2020-07-14nntpd+imapd: detect unlinked msgmap
While it's even less common to experience a replaced msgmap.sqlite3 file, BOFHs may do the darndest things. This is another step towards reducing the number of needless wakeups we need to do in long-lived read-only daemons.
2020-06-28inbox: warn on ->on_inbox_unlock exception
Otherwise, we may never know what went wrong.
2020-06-13nntpd+imapd: detect replaced over.sqlite3
For v1 inboxes (and possibly v2 in the future, for VACUUM), public-inbox-compact replaces over.sqlite3 with a new file. This currently doesn't need an extra inotify watch descriptor (or FD for kevent) at the moment, so it can coexist nicely for systems w/o IO::KQueue or Linux::Inotify2.
2020-06-13git: move async_cat reference to PublicInbox::Git
Trying to avoid a circular reference by relying on $ibx object here makes no sense, since skipping GitCatAsync::close will result in an FD leak, anyways. So keep GitAsyncCat contained to git-only operations, since we'll be using it for Solver in the distant feature.
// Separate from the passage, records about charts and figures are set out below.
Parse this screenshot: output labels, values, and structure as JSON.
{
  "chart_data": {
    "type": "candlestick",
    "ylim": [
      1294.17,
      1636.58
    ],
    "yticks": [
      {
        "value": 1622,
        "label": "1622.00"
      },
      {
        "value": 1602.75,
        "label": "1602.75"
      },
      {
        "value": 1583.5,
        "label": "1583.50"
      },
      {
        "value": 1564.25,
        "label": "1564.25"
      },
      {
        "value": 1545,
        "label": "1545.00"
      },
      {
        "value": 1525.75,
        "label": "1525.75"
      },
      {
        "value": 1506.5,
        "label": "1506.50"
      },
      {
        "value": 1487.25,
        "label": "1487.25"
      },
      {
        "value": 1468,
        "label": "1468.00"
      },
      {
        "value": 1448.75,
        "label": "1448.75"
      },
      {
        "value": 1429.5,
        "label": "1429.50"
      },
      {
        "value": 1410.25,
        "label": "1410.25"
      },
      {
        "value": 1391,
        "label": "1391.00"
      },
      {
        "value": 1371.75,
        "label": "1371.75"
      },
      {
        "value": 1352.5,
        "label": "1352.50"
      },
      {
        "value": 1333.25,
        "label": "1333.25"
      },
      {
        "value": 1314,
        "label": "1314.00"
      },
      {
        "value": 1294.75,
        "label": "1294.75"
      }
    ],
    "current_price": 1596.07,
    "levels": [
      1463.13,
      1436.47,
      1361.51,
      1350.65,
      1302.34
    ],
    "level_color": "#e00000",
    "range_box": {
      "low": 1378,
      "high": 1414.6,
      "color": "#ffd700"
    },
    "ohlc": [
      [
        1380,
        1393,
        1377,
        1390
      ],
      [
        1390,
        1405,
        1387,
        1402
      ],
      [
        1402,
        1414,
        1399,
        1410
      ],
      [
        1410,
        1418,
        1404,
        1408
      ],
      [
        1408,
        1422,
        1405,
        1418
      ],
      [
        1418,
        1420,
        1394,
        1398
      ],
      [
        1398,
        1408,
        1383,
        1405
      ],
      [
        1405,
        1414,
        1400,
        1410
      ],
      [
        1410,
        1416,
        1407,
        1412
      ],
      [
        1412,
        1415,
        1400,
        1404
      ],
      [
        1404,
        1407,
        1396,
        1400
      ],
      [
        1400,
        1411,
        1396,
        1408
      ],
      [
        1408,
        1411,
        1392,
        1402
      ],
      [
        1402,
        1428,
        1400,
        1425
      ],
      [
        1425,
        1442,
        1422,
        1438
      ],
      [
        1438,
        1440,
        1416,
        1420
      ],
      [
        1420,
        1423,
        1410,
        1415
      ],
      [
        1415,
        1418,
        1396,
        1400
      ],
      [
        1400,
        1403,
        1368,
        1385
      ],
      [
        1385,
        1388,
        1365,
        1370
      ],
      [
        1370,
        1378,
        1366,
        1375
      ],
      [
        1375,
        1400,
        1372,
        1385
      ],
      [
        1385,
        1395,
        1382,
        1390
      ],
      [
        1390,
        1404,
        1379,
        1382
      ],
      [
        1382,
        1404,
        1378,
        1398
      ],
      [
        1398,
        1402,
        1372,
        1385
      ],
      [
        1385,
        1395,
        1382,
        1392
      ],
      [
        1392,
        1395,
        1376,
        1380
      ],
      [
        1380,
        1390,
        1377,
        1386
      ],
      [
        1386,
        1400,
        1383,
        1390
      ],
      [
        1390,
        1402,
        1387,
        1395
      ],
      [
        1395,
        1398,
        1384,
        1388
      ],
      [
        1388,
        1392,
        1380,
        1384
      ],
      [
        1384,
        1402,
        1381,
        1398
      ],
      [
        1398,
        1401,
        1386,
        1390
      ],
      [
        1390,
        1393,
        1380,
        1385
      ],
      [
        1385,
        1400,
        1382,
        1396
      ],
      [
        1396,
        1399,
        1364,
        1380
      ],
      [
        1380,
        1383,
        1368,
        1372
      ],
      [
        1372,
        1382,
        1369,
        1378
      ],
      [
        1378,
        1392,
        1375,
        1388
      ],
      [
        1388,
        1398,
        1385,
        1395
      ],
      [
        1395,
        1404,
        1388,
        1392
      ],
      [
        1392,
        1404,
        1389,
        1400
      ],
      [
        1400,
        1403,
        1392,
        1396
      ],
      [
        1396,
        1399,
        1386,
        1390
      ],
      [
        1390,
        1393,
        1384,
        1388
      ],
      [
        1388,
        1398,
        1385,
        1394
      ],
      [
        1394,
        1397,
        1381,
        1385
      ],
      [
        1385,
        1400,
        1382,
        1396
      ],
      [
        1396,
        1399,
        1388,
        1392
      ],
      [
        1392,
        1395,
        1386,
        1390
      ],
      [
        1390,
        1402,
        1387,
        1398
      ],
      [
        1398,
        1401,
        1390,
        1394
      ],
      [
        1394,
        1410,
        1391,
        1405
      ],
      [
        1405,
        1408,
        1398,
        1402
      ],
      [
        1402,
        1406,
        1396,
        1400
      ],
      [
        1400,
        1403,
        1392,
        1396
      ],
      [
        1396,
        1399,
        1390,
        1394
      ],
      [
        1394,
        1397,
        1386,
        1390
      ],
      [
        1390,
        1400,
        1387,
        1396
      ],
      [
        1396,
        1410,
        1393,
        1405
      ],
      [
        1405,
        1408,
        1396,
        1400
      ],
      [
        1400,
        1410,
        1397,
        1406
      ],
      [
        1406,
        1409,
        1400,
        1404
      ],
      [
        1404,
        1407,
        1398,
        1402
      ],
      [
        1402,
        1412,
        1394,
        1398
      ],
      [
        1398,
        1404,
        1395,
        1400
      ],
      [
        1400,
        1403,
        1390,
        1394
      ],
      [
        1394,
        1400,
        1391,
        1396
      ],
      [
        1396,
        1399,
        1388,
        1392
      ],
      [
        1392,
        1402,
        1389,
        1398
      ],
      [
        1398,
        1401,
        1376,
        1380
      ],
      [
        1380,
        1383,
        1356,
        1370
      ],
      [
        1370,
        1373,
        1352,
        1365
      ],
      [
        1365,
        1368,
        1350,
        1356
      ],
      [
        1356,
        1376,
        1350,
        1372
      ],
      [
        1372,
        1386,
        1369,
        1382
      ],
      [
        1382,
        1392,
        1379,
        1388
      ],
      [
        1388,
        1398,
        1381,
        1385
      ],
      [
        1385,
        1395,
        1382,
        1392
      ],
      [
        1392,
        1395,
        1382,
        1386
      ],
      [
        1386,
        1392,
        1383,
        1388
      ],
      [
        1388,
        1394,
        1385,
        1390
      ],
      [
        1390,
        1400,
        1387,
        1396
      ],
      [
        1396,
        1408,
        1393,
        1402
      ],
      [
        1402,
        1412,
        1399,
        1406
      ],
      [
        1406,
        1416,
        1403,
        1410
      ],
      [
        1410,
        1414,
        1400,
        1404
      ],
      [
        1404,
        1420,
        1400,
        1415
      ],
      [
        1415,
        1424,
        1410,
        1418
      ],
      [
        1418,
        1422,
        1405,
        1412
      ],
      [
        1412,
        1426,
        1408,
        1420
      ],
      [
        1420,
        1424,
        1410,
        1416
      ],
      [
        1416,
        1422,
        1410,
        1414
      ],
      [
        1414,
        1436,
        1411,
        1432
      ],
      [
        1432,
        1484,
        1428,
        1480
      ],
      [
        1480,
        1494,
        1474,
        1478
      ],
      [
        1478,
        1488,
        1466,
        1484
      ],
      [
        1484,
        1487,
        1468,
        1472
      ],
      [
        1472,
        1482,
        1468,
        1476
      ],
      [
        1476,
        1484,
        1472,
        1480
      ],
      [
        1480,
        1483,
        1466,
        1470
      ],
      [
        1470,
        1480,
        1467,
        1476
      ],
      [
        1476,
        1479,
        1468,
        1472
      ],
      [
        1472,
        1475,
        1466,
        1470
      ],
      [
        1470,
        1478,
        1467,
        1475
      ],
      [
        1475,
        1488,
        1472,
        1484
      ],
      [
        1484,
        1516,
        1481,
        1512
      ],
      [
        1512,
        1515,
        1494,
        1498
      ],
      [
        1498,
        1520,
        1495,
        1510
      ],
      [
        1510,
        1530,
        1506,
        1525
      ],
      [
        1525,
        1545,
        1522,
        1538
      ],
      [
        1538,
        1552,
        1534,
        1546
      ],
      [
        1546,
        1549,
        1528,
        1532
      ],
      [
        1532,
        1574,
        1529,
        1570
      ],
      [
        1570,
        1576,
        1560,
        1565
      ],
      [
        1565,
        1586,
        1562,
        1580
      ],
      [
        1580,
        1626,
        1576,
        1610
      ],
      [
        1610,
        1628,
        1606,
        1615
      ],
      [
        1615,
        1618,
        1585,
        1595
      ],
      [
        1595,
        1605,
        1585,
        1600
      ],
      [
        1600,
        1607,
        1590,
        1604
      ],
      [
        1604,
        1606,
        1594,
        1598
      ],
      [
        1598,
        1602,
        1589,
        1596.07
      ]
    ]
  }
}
2020-06-13imap: use git-cat-file asynchronously
This ought to improve overall performance with multiple clients. Single client performance suffers a tiny bit due to extra syscall overhead from epoll. This also makes the existing async interface easier-to-use, since calling cat_async_begin is no longer required.
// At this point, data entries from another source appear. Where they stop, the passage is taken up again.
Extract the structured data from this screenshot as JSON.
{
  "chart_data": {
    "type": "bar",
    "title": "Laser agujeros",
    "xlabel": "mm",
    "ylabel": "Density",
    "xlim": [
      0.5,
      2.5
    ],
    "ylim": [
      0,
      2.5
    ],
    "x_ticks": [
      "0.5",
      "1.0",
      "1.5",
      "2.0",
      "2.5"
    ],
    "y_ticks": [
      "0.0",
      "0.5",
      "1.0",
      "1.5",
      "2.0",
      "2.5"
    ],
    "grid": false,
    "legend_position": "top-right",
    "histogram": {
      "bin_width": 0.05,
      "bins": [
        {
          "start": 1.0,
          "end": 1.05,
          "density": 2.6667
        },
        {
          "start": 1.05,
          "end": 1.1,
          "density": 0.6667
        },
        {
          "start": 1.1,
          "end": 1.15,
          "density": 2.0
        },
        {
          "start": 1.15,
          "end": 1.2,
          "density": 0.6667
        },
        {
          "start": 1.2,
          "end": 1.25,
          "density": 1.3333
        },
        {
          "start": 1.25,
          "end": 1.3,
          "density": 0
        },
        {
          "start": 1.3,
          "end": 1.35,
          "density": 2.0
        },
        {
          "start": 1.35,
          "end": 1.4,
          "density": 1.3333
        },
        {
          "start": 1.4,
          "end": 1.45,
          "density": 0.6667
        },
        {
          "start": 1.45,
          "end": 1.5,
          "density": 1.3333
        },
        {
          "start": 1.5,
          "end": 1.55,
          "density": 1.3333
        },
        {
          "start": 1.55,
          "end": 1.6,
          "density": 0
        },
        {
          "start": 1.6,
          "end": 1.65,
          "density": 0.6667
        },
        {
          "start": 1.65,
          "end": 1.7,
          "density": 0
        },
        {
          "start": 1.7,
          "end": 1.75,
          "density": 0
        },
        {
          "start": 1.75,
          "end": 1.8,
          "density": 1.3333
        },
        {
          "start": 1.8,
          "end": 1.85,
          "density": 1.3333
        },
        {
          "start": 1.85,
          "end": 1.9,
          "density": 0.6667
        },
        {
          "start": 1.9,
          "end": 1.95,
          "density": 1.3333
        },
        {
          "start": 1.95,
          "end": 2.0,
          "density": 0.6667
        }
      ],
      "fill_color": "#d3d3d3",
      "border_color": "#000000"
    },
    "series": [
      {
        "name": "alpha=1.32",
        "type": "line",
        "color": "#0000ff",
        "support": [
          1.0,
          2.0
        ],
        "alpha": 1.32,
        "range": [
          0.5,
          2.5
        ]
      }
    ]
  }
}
2020-06-13inboxidle: new class to detect inbox changes
This will be used to implement IMAP IDLE, first. Eventually, it may be used to trigger other things: * incremental internal updates for manifest.js.gz * restart `git cat-file' processes on pack index unlink * IMAP IDLE-like long-polling HTTP endpoint And maybe more things we haven't thought of, yet. It uses Linux::Inotify2 or IO::KQueue depending on what packages are installed and what the kernel supports. It falls back to nanosecond-aware Time::HiRes::stat() (available with Perl 5.10.0+) on systems lacking Linux::Inotify2 and IO::KQueue. In the future, a pure Perl alternative to Linux::Inotify2 may be supplied for users of architectures we already support signalfd and epoll on. v2 changes: - avoid O_TRUNC on lock file - change ctime on Linux systems w/o inotify - fix naming of comments and fields
2020-06-03www: remove smsg_mime API and adjust callers
To further simplify callers and avoid embarrasing memory explosions[1], we can finally eliminate this method in favor of smsg_eml. [1] commit 7d02b9e64455831d3bda20cd2e64e0c15dc07df5 ("view: stop storing all MIME objects on large threads") fixed a huge memory blowup.
2020-06-03inbox: msg_by_*: remove $(size)ref args
None of our current callers care about the size of the blob we're retrieving, so stop wasting stack space and code for it.